Walter tests the bodies and determines that they've been poisoned with some sort of highly-specific agent that only affects people with certain genetic characteristics. This is a clever idea but I didn't find it very plausible that it had been developed in the 1940s by Walter's father. As he admits, DNA was not even discovered until later. How his father could have left his "signature" in the 3-dimensional model of the poison's protein ... well, it's best not to ponder these things too much.
This episode introduced us to a darker side of Walter's character. First we have him getting genuinely angry at Peter for selling his father's books, refusing to accept Peter's apology for it, blaming Peter for the deaths of the people at the wedding (an accusation that turned out to be baseless), then using the Nazi poison against someone in a public place. Yes, only the one guy died. But could Walter have really known it would work on just him? And could he have done something besides outright killing him?

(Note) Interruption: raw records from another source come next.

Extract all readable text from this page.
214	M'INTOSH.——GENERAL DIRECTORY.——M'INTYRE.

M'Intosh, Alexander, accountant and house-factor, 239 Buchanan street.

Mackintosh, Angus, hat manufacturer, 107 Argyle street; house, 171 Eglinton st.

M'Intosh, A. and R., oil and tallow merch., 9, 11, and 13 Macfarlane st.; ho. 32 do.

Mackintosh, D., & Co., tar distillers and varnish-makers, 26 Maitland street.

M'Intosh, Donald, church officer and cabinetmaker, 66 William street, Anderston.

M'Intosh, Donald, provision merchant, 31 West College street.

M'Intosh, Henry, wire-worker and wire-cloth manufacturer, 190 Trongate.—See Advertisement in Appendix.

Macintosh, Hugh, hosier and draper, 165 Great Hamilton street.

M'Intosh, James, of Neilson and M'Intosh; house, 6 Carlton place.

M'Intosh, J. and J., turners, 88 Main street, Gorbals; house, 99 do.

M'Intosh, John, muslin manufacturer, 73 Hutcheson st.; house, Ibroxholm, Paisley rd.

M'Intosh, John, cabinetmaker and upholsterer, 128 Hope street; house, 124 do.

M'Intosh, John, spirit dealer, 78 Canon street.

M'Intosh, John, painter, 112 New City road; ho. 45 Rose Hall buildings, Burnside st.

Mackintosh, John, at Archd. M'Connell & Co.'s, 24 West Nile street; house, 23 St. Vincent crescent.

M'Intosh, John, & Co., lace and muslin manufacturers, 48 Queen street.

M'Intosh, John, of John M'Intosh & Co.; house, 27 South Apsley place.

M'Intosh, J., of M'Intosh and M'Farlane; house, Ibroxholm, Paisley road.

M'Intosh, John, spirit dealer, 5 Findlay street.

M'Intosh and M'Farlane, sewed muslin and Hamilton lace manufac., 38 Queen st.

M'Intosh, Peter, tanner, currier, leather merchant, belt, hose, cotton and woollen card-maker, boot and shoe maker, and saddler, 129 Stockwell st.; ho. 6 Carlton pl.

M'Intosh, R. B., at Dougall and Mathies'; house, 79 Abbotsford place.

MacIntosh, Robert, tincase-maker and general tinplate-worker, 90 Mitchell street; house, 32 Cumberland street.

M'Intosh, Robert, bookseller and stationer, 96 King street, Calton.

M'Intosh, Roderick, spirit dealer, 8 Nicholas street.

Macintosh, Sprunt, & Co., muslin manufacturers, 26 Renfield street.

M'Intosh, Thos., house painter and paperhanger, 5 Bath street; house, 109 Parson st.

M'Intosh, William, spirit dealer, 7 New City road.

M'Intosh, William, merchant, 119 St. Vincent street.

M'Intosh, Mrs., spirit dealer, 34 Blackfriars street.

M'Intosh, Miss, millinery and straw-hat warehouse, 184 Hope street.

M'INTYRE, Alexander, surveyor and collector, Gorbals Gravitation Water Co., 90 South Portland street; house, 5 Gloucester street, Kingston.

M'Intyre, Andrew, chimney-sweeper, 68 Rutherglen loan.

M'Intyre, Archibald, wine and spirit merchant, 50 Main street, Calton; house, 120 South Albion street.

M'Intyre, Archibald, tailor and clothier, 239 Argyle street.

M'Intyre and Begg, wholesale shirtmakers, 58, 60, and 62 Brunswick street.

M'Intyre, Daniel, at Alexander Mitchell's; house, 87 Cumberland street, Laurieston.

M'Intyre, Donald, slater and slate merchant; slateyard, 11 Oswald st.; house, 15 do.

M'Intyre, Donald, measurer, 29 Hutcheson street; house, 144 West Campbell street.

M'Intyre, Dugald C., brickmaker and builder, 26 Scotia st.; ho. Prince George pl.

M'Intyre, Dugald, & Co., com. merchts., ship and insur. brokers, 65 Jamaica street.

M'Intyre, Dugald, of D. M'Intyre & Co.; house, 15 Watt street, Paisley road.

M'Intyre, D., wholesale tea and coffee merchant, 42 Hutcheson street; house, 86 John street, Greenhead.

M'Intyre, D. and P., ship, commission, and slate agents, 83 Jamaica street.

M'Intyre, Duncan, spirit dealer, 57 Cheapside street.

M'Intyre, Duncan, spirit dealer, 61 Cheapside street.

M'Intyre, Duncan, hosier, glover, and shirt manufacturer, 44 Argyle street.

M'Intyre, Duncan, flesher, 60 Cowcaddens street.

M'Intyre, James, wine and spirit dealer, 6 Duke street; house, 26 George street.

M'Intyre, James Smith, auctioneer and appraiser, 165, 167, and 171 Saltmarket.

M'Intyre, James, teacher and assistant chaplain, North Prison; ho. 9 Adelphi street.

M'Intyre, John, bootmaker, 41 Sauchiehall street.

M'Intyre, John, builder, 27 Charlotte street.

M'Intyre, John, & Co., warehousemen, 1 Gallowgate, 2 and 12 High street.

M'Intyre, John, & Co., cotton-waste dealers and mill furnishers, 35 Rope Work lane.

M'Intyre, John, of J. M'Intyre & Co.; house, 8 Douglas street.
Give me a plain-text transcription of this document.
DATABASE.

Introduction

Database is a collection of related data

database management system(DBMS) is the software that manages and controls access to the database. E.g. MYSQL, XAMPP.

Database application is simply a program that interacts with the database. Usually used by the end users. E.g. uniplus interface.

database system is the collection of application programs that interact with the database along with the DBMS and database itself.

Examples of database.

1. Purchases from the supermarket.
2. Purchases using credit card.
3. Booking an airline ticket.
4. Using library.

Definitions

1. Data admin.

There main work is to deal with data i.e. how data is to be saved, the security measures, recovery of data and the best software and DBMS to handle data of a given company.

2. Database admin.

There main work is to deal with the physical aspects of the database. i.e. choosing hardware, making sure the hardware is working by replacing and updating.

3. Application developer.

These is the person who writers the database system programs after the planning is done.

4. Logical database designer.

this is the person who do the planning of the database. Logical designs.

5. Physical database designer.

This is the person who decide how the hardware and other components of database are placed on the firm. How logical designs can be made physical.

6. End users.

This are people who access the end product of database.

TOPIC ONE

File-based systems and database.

It also raises the question of who the Nazi was. Walter said his DNA analysis showed that he was over a hundred years old. That would be about right, assuming the man stopped aging during the Nazi period. But how did he stop aging? Was he ever a normal human being? Or could he be something else?
It will be interesting to see if these questions are addressed later somehow, but I fear it will be forgotten. The shows haven't seemed to interrelate much lately.
Very slim pickings on the food this week. Walter is seen eating something, though he never says what it is and Fox did not provide us with a closeup. The Nazi eats an apple at one point. Whether this is a Biblical metaphor or a humorous explanation for how he stays young ("an apple a day") is hard to say, but I don't think we'll be following his example either way.